Some 4Fe-4S clusters bind substrates and are thus classified as enzyme cofactors. In aconitase, the Fe-S
cluster binds aconitate at the one Fe centre that lacks a thiolate ligand. The cluster does not undergo
redox, but serves as a Lewis acid catalyst to convert aconitate to isocitrate. In radical SAM enzymes,
the cluster binds and reduces S-adenosylmethionine to generate a radical, which is involved in many
biosyntheses.[2]
3Fe-4S clusters
Proteins are also known to contain [Fe3S4] centres, which feature one iron less than the more common
[Fe4S4] cores. Three sulfide ions bridge two iron ions each, while the fourth sulfide bridges three iron
ions. Their formal oxidation states may vary from [Fe3S4]+ (all-Fe3+ form) to [Fe3S4]2- (all-Fe2+
form). In a number of iron-sulfur proteins, the [Fe4S4] cluster can be reversibly converted by oxidation
and loss of one iron ion to a [Fe3S4] cluster. E.g., the inactive form of aconitase possesses an [Fe3S4]

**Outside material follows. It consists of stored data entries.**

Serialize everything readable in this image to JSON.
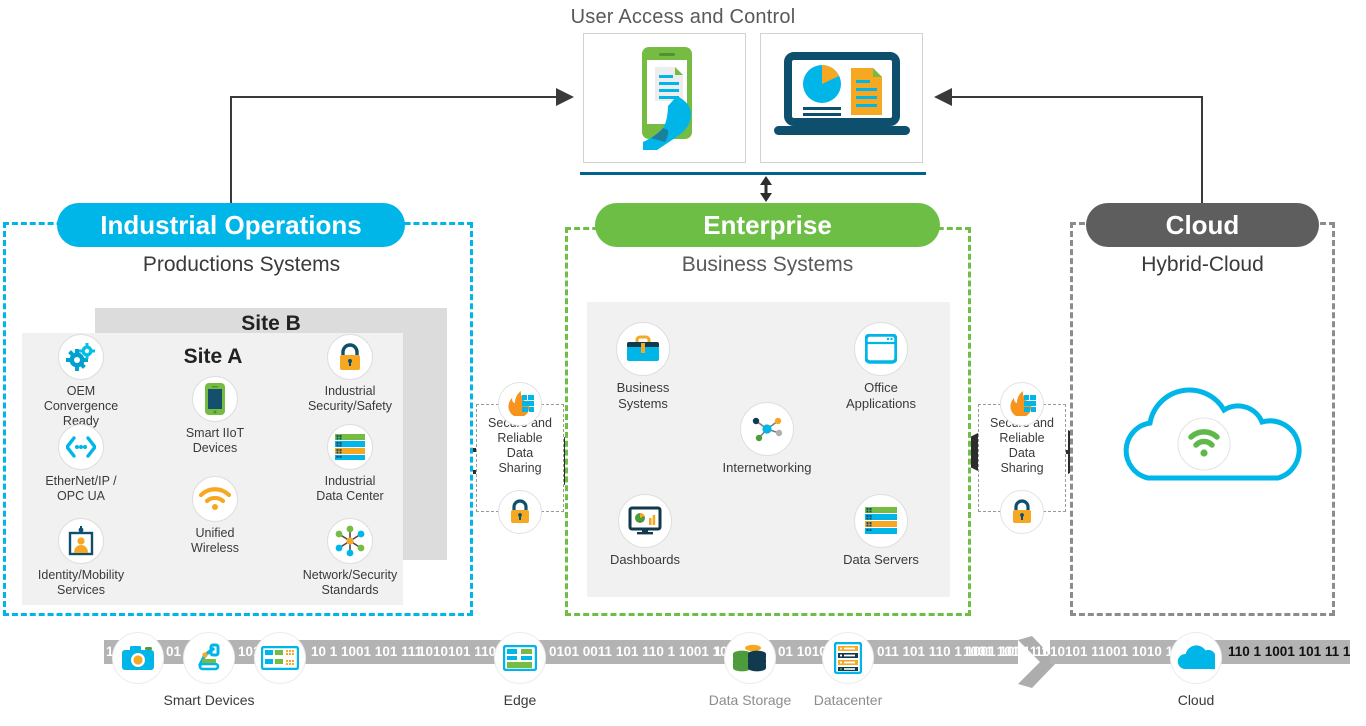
{
  "user_access": {
    "title": "User Access and Control",
    "cards": [
      {
        "name": "mobile-device",
        "icon": "phone-hand-document-icon"
      },
      {
        "name": "desktop-dashboard",
        "icon": "laptop-chart-document-icon"
      }
    ]
  },
  "zones": {
    "industrial": {
      "pill": "Industrial Operations",
      "subtitle": "Productions Systems",
      "accent": "#00b6e8",
      "site_b_label": "Site B",
      "site_a_label": "Site A",
      "nodes": [
        {
          "icon": "gears-icon",
          "label": "OEM Convergence\nReady"
        },
        {
          "icon": "code-brackets-icon",
          "label": "EtherNet/IP /\nOPC UA"
        },
        {
          "icon": "id-badge-icon",
          "label": "Identity/Mobility\nServices"
        },
        {
          "icon": "smartphone-icon",
          "label": "Smart IIoT\nDevices"
        },
        {
          "icon": "wifi-icon",
          "label": "Unified\nWireless"
        },
        {
          "icon": "padlock-icon",
          "label": "Industrial\nSecurity/Safety"
        },
        {
          "icon": "server-rack-icon",
          "label": "Industrial\nData Center"
        },
        {
          "icon": "network-mesh-icon",
          "label": "Network/Security\nStandards"
        }
      ]
    },
    "enterprise": {
      "pill": "Enterprise",
      "subtitle": "Business Systems",
      "accent": "#6cbe45",
      "nodes": [
        {
          "icon": "briefcase-icon",
          "label": "Business\nSystems"
        },
        {
          "icon": "app-window-icon",
          "label": "Office\nApplications"
        },
        {
          "icon": "network-hub-icon",
          "label": "Internetworking"
        },
        {
          "icon": "monitor-chart-icon",
          "label": "Dashboards"
        },
        {
          "icon": "server-rack-icon",
          "label": "Data Servers"
        }
      ]
    },
    "cloud": {
      "pill": "Cloud",
      "subtitle": "Hybrid-Cloud",
      "accent": "#5e5e5e",
      "nodes": [
        {
          "icon": "cloud-wifi-icon",
          "label": ""
        }
      ]
    }
  },
  "secure_badges": [
    {
      "text": "Secure and\nReliable\nData\nSharing",
      "top_icon": "firewall-icon",
      "bottom_icon": "padlock-icon"
    },
    {
      "text": "Secure and\nReliable\nData\nSharing",
      "top_icon": "firewall-icon",
      "bottom_icon": "padlock-icon"
    }
  ],
  "data_strip": {
    "nodes": [
      {
        "icon": "camera-icon",
        "label": ""
      },
      {
        "icon": "robot-arm-icon",
        "label": "Smart Devices"
      },
      {
        "icon": "switch-icon",
        "label": ""
      },
      {
        "icon": "edge-switch-icon",
        "label": "Edge"
      },
      {
        "icon": "database-icon",
        "label": "Data Storage"
      },
      {
        "icon": "datacenter-icon",
        "label": "Datacenter"
      },
      {
        "icon": "cloud-icon",
        "label": "Cloud"
      }
    ],
    "bits": [
      "1",
      "01",
      "101",
      "10 1 1001 101 111",
      "1010101 11001",
      "0101 0011 101 110 1 1001 101 11 1",
      "1",
      "01 1010",
      "011 101 110 1 1001 101",
      "1001 101 11 1",
      "1010101 11001 1010 101101",
      "110 1 1001 101 11 1"
    ]
  },
  "colors": {
    "cyan": "#00b6e8",
    "green": "#6cbe45",
    "gray": "#5e5e5e",
    "orange": "#f7a823",
    "navy": "#0d4f6c",
    "strip": "#b3b3b3"
  }
}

and is activated by addition of Fe2+ and reductant.
Other Fe-S clusters
More complex polymetallic systems are common. Examples include both the 8Fe and the 7Fe clusters in
nitrogenase. Carbon monooxide dehydrogenase and the [FeFe]-hydrogenase also feature unusual Fe-S
clusters. A special 6 cysteine-coordinated [Fe4S3] cluster was found in oxygen-tolerant membranebound [NiFe] hydrogenases.[3][4]